Language is a funny thing. And in today’s hyper-stressful climate of relentless awfulness and crushing disappointment, small misunderstandings can seem like a huge deal.
One of the few pieces of good news to happen lately is Zendaya winning an Emmy for Lead Actress in a Drama Series, for her role in HBO’s Euphoria.
On Twitter, people were very happy that a young woman of colour beat out favourites Olivia Colman and Jennifer Aniston to win the award.
But they weren’t so happy about a headline from the New York Post which described the win as an “upset”.
Lots of people thought that the NY Post was suggesting that people were “upset” by the news.
This seems like it was all a big misunderstanding.
An “upset” (an expression often used in sport and politics) merely refers to the expected course, or favourite’s chances, being “upset”. To cause “an upset” is to produce an unexpected result, rather than any indicator about how people feel about the result.
For instance, when Alexandria Ocasio-Cortez unexpectedly won her primary race against Joseph Crowley in 2018, it was a major upset. (Or AOC caused “an upset” with her win.)

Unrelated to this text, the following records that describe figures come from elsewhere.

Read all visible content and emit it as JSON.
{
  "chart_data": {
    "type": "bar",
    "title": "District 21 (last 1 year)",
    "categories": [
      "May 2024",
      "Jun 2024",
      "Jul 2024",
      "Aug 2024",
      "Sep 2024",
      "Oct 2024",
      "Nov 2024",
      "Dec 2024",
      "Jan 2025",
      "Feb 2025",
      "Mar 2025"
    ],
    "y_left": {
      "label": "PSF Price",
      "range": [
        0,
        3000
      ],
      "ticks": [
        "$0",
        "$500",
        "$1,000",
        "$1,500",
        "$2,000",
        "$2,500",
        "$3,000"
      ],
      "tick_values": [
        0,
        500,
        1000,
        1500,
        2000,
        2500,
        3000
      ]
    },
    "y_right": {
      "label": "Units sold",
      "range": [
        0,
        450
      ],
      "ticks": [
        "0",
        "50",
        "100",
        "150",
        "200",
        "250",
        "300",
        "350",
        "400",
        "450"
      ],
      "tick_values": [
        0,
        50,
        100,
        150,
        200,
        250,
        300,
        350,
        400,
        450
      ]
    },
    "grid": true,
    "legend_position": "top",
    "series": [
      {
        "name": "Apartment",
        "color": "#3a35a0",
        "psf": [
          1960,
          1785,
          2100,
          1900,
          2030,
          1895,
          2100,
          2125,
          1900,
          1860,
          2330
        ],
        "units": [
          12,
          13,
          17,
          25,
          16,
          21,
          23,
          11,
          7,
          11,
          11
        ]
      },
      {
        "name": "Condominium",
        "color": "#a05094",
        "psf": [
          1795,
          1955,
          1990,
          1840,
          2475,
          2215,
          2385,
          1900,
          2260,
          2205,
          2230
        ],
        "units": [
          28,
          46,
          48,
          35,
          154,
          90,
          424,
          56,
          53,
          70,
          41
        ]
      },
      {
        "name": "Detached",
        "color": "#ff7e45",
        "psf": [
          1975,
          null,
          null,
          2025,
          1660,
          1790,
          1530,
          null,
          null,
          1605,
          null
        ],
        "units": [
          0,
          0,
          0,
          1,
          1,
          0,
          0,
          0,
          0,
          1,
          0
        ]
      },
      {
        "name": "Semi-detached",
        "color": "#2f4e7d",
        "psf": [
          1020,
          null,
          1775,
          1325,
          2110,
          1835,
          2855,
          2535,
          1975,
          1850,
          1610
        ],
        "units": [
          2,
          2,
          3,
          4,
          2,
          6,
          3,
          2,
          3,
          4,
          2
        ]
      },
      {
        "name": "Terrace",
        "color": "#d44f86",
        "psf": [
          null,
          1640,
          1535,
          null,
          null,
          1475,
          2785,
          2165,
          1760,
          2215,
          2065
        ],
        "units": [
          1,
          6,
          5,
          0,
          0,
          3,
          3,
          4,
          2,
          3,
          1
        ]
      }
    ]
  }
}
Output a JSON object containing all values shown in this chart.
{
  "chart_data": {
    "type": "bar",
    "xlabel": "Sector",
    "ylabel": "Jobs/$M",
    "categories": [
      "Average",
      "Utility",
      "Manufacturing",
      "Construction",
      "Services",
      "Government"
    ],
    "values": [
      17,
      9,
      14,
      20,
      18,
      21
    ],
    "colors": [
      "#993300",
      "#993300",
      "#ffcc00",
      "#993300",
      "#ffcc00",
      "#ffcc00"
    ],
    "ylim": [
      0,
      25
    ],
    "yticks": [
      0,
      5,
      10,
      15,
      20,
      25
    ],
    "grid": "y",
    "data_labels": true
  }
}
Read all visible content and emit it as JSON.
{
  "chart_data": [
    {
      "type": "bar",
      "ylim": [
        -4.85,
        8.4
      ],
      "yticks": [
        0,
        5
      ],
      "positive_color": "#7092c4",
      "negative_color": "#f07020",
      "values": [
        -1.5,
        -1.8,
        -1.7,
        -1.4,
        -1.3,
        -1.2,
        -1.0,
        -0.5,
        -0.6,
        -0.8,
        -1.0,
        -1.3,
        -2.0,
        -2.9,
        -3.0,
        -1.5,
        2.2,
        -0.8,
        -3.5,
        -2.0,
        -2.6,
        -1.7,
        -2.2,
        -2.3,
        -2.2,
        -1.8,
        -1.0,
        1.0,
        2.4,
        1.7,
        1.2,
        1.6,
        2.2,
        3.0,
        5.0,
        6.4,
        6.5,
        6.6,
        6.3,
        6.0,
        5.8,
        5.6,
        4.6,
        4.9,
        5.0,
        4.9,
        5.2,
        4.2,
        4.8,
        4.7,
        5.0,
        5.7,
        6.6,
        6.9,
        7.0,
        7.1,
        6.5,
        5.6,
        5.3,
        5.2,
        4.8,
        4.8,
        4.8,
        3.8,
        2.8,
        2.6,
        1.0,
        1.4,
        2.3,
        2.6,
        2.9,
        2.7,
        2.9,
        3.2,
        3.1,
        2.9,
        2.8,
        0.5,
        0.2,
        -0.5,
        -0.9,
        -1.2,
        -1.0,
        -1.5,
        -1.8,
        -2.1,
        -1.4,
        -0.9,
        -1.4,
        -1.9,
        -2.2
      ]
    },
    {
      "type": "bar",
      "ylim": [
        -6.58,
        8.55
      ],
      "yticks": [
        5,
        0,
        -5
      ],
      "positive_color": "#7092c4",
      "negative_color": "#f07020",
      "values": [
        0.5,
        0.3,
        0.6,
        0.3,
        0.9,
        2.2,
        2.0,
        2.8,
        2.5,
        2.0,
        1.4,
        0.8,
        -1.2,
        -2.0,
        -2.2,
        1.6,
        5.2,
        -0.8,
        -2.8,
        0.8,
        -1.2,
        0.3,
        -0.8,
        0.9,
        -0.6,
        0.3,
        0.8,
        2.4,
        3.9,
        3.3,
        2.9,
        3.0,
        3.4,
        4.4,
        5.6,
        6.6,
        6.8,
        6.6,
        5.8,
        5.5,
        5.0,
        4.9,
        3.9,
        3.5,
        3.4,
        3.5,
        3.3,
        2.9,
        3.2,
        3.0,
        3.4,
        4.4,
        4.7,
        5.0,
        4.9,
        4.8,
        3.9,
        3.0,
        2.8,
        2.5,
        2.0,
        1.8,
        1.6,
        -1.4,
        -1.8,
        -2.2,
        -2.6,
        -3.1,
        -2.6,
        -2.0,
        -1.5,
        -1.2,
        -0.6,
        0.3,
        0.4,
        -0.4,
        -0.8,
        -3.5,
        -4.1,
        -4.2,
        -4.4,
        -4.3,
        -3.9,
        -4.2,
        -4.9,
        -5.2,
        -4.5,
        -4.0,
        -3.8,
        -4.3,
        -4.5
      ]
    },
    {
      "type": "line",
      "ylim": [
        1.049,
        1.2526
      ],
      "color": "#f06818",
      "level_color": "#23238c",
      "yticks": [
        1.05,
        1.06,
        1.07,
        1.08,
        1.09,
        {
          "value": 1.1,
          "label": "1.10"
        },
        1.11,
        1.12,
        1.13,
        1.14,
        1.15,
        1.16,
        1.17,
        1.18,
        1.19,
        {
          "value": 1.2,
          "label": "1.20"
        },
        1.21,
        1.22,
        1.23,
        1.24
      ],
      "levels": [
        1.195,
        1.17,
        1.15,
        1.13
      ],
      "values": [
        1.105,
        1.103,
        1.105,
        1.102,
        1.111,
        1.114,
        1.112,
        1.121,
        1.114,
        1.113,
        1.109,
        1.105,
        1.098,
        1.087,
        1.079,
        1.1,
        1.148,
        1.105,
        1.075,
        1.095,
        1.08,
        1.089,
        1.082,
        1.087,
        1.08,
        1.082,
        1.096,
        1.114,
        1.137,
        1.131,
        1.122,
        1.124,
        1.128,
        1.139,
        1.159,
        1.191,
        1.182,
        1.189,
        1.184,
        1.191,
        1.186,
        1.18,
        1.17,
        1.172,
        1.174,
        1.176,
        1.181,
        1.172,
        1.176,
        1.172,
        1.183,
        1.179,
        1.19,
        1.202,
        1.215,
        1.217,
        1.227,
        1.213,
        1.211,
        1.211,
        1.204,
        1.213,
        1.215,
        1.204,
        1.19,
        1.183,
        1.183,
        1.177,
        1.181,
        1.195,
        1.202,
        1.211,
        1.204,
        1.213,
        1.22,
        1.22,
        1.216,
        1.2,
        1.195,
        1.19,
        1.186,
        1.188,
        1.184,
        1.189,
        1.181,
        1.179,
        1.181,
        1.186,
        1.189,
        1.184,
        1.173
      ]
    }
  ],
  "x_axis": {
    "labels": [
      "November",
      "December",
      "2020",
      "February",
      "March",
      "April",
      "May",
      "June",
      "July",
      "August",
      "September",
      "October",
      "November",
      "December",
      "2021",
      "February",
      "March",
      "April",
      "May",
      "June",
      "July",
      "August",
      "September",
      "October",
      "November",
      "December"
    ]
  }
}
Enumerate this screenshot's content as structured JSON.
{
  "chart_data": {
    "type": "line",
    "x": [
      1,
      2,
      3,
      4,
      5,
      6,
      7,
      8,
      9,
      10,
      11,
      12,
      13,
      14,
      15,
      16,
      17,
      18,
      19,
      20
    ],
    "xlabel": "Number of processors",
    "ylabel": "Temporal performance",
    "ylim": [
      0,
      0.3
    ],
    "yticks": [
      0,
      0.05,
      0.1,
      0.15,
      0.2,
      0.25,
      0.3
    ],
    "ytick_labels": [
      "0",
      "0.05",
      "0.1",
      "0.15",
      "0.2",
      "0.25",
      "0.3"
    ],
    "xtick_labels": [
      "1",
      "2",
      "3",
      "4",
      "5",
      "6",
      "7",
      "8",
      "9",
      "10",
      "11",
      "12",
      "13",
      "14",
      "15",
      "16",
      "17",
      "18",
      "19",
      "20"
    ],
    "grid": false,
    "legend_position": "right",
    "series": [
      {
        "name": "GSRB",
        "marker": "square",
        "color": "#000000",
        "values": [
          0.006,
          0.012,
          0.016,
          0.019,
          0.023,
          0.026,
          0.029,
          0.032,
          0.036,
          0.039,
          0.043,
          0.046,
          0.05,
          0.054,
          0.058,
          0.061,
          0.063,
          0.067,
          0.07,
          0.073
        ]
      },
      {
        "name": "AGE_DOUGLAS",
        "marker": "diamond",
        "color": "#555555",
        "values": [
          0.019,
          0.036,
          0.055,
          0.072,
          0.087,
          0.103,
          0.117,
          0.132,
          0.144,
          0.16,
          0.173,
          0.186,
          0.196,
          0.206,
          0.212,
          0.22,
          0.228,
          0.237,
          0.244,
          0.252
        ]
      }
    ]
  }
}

If AOC were to hypothetically upset people with something she said or did, she would be causing “upset” but not “an upset”.
On Twitter, people pointed out that this probably all part of the same confusion.
But some people still thought the term was in poor taste, particularly to describe a young woman of colour competing against older white contemporaries.
Was it really an upset?
Zendaya hasn't commented on all the fuss, but we doubt she will because she'll be most likely celebrating her big win.
But she can take comfort in knowing that her stans will always have her back.